After watching this video, I had to wonder about how traveling affects our perception of what is typical. As an American living in the South, the "most typical person" I saw growing up is not the same as the man in the video, yet I was in no way surprised to see that it was a Chinese person. Being a huge fan of the TV show Firefly, I had a little bit of research already done for me on the concept of what might happen if everyone in the world were to integrate. Plus, the sheer number of people is impossible to ignore. I
was surprised, however, to see that the most typical person was a man, since I was under the impression that women outnumbered men on the Earth. Oh well, can't give my mom THAT excuse for no grandchildren anymore...
But my perception of normalcy has been irreversibly changed by travel: I have the unique experience of having lived in a foreign country with a homogeneous phenotype very different from my own. Living in Japan impressed upon me the idea that "normal" is not only a relative concept, but a malleable one. In North Carolina, I was used to seeing a little bit of everything, but a typical person in my immediate sphere was white, black, or Hispanic. Despite the fact that my best friend was Chinese, I still didn't take the Asian phenotype for granted as being "typical". My friend was my friend, and so became more complex and real in presence, while her specific outside all but disappeared on my radar.
I remember stepping off the plane in Japan, and just feeling staggered. I had expected the homogeneous society, but the thing I had not been quite as mentally prepared for was my own sudden lack of anonymity. Yes, I knew I was going to be a foreigner, but I didn't think about how that might affect
my perception of myself among the native population. It was strange, to feel that I--who had been so normal in appearance my whole life--was as far from "typical" as I could get.

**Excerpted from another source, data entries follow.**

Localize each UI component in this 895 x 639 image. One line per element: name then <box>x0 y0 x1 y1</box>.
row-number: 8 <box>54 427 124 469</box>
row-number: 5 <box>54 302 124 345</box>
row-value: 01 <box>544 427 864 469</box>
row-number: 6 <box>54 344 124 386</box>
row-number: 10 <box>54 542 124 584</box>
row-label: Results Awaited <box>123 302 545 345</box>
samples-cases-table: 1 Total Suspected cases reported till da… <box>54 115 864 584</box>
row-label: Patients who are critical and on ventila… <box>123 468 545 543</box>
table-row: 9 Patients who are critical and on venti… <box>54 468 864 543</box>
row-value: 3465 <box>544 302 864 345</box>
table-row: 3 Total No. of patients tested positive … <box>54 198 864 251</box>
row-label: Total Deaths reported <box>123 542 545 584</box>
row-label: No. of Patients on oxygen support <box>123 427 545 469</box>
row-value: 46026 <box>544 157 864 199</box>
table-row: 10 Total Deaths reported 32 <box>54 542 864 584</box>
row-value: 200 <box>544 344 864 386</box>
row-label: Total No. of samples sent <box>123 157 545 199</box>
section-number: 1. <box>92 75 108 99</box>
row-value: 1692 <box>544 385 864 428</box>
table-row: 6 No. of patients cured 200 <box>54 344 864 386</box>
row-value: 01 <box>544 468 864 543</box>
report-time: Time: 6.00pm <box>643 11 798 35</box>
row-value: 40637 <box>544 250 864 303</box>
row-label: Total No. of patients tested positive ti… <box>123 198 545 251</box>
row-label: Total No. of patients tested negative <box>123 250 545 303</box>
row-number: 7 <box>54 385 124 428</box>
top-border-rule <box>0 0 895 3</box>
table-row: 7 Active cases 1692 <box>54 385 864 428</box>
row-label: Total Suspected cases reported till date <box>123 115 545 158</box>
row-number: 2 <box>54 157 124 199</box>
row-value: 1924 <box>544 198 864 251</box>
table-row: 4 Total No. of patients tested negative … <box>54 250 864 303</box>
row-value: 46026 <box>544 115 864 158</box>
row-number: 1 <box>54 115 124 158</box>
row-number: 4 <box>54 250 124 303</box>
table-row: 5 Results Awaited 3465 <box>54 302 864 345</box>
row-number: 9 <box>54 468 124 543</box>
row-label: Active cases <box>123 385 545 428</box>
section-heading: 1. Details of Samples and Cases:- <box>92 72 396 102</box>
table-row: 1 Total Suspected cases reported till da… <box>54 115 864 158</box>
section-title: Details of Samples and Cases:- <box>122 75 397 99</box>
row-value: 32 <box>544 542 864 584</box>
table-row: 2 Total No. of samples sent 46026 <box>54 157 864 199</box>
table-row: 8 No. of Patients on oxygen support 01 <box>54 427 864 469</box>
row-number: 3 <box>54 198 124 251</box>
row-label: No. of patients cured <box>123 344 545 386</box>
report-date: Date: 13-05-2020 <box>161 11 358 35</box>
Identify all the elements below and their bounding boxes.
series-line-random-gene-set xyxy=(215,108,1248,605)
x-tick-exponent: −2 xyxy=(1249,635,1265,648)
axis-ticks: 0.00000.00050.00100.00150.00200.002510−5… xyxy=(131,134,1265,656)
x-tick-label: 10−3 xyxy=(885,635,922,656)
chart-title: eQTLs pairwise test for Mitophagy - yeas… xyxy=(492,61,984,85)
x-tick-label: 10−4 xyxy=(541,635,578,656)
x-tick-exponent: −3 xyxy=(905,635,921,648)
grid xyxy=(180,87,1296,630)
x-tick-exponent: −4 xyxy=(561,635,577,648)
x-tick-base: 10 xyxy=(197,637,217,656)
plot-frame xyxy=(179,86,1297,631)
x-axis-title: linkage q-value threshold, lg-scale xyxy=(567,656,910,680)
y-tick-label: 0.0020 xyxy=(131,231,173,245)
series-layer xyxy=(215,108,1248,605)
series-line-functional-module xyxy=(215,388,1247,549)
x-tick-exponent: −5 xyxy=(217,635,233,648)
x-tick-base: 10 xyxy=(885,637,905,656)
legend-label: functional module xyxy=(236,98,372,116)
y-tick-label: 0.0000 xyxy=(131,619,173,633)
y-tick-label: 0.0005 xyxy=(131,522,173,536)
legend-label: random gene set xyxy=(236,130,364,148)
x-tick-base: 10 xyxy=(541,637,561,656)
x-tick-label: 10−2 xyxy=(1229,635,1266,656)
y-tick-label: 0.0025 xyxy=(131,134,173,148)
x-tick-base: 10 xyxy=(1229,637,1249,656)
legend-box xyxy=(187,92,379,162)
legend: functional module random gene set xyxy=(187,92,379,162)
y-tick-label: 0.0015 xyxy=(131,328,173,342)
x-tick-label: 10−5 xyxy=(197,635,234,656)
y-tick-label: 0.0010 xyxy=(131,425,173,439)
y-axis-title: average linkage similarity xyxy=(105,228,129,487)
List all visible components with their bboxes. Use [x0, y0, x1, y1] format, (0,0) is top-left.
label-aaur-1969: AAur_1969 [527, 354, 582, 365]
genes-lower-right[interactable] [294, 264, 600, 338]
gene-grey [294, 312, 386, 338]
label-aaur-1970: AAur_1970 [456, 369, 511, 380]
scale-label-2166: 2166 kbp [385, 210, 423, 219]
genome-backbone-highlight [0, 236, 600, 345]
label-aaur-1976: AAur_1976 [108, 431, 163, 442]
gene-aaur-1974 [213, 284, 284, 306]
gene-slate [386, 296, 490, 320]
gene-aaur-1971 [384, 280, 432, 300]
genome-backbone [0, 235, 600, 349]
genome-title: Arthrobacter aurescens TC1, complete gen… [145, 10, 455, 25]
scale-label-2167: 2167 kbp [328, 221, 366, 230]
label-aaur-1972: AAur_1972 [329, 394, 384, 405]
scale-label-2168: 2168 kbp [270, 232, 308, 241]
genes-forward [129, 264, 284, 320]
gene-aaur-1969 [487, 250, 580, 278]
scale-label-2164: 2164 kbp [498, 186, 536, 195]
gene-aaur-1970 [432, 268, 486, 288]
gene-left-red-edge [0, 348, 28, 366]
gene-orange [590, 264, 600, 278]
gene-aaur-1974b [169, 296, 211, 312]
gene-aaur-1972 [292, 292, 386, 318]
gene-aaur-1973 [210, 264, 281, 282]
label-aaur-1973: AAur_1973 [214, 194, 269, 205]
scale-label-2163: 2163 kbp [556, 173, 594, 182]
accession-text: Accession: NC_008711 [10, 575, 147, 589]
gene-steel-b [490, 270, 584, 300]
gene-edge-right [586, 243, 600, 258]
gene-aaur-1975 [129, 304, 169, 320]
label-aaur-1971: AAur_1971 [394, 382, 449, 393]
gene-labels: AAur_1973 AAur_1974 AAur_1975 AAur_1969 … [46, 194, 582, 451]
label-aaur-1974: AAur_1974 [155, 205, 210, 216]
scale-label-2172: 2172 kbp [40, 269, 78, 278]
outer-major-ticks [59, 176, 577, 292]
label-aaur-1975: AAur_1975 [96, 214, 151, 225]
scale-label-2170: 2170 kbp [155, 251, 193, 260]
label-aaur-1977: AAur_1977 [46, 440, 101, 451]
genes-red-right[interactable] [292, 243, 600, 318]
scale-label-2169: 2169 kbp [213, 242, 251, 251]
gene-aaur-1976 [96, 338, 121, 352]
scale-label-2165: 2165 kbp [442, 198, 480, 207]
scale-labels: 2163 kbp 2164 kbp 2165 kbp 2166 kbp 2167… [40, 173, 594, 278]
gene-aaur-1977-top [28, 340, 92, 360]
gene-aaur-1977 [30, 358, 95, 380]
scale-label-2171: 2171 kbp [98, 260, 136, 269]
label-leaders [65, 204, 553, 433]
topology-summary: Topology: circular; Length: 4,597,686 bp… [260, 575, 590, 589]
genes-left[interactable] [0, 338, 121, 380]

Over the next few months, that feeling became normal. I was used to people staring, used to people assuming I didn't understand them (even when I did), and used to everyone around me being Japanese. In fact, I got so used to it, that even
I started staring at other foreigners! My sense of normal made the shift, and settled.
Three years later, I came home, and boy was that an eye-opener. You hear of Reverse Culture-Shock, and part of that very real concept is the necessity to readjust to the "old normal". Stepping off the plane, I was suddenly invisible amidst the people still living in the North Carolina "typical". People walked by with fast-food soda cups too big to have fit in my Japanese refrigerator, and the trio of workers at Starbucks didn't greet me, but continued their conversation about hating work as they made my white mocha. Had everything always been so much bigger? Had shop staff always been so inconsiderate? I guess they had, but I just hadn't noticed.
I remember sitting by the fire at my parents' house, looking around the strangely-familiar screened-in porch. That lariat hadn't been there, but almost everything was exactly the same. It started to feel like my entire experience in Japan was a dream--everything was almost as I had left it, and I felt my memory of my experiences abroad slipping away, like the elusive tail of a dream. I always thought of deracination as a feeling experienced away from one's native country, but here I was, at home, feeling like my roots wouldn't quite take hold in the soil after being pulled out.
I realized that it was impossible to accept that old sense of what was normal. I couldn't re-embrace all the things I had taken for granted before, especially since it had been so hard to force myself to let go in the first place. Instead, I started looking for new things to embrace: new challenges, new adventures--a new sense of "normal". Or maybe, I learned to reject the thought that there was even a "normal" at all.
Have your perceptions of what is "normal" been changed by traveling? How, and what happened after your perception changed?